Bei den Innsbrucker Festwochen wird Claudio Monteverdi geehrt – mit der Premiere seiner Oper "Oper Il ritorno d'Ulisse in patria".

Foto: Berg

Innsbruck – Dass das sogenannte "schwache Geschlecht" eine Erfindung der männerdominierten Begriffs(er)findung ist und eigentlich sogar das viel stärkere: Das dürfte sich herumgesprochen haben. Bei den Innsbrucker Festwochen weiß man das sowieso: Da werden Frauen mit all ihren Facetten und Fähigkeiten, ihren Stärken und Schönheiten gefeiert.

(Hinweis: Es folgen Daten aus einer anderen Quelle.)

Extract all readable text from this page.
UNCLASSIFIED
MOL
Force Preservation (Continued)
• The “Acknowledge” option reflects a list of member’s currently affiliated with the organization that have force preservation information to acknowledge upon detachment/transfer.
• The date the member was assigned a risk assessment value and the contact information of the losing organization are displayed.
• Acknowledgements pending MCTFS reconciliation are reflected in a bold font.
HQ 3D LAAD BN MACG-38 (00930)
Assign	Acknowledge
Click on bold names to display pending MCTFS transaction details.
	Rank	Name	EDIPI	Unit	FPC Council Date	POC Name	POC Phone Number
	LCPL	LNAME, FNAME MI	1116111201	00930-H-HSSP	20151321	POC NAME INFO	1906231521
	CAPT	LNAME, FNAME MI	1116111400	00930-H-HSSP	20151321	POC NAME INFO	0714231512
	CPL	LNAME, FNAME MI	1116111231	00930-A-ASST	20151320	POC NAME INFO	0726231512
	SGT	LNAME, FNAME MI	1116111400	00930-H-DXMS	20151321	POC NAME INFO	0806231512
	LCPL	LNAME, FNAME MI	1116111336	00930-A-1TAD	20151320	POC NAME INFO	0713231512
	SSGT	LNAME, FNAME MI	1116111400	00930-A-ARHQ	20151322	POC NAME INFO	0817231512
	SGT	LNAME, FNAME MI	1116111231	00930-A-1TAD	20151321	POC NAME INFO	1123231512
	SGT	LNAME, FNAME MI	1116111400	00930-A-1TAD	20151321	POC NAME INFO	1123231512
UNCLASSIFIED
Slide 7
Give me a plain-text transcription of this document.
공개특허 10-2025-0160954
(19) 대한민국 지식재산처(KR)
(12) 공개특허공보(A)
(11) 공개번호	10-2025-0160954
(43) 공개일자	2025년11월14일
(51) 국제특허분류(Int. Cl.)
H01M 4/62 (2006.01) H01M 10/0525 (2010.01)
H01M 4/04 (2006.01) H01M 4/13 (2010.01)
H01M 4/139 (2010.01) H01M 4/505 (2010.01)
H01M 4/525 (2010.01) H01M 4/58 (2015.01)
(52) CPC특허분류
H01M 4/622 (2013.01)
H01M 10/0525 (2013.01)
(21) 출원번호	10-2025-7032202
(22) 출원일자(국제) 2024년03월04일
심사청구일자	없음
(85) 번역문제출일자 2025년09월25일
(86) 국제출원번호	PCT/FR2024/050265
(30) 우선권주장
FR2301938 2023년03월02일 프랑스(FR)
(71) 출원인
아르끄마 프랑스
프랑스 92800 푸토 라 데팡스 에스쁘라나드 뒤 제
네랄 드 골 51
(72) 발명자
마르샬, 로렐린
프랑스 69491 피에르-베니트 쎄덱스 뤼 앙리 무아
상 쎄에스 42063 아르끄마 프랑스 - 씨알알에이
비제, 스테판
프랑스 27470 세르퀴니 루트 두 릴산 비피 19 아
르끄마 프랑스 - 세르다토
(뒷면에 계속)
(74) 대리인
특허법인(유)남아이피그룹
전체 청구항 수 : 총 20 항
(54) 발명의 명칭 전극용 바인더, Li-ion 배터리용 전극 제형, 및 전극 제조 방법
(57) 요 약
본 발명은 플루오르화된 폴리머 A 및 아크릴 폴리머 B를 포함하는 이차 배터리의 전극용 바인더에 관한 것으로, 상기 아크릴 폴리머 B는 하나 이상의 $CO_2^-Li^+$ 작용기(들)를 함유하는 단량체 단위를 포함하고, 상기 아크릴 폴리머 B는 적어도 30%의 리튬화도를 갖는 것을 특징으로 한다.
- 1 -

Einer der weiteren Schwerpunkte des traditionsreichen Festivals ist heuer Claudio Monteverdi. Aus Anlass seines 450. Geburtstags (2017) wird dessen späte Oper Il ritorno d'Ulisse in patria als erste Premiere gezeigt. Im Titel des Werks wird Odysseus geführt, die mythologische Figur aus Homers Dichtung, der Kämpfer aus Ithaka, der vom Trojanischen Krieg erst nach Irrfahrten nach Hause findet. Im Handlungsgang des Librettos von Giacomo Badoaro ist allerdings Penelope, Odysseus' Gattin, die wichtigere Figur: In der Eingangsszene des ersten Aktes beklagt sie ihr Schicksal in einem dreiteiligen Lamento, zum Schluss schildert sie ihre Freude über die Wiederkehr ihres Gatten in einer komplexen Arie.

Gegenwartsnahe Deutung

Die Inszenierung von Ole Anders Tandberg wird Penelope noch mehr in den Mittelpunkt stellen: Man wird die verlassene Ehefrau an der Hochzeitstafel sitzen sehen, von der ihr Bräutigam vor langer Zeit in den Krieg aufgebrochen ist. Der Regisseur verspricht eine gegenwartsnahe Deutung, Festivalchef und Dirigent Alessandro De Marchi ergänzte die Melodien der Orchesterstimmen um kontrapunktische Verzierungen und fügte zwei Monteverdi-Kompositionen ein. Die Britin Christine Rice ist Penelope, Kresimir Spicer ist Ulisse (ab 10. 8.).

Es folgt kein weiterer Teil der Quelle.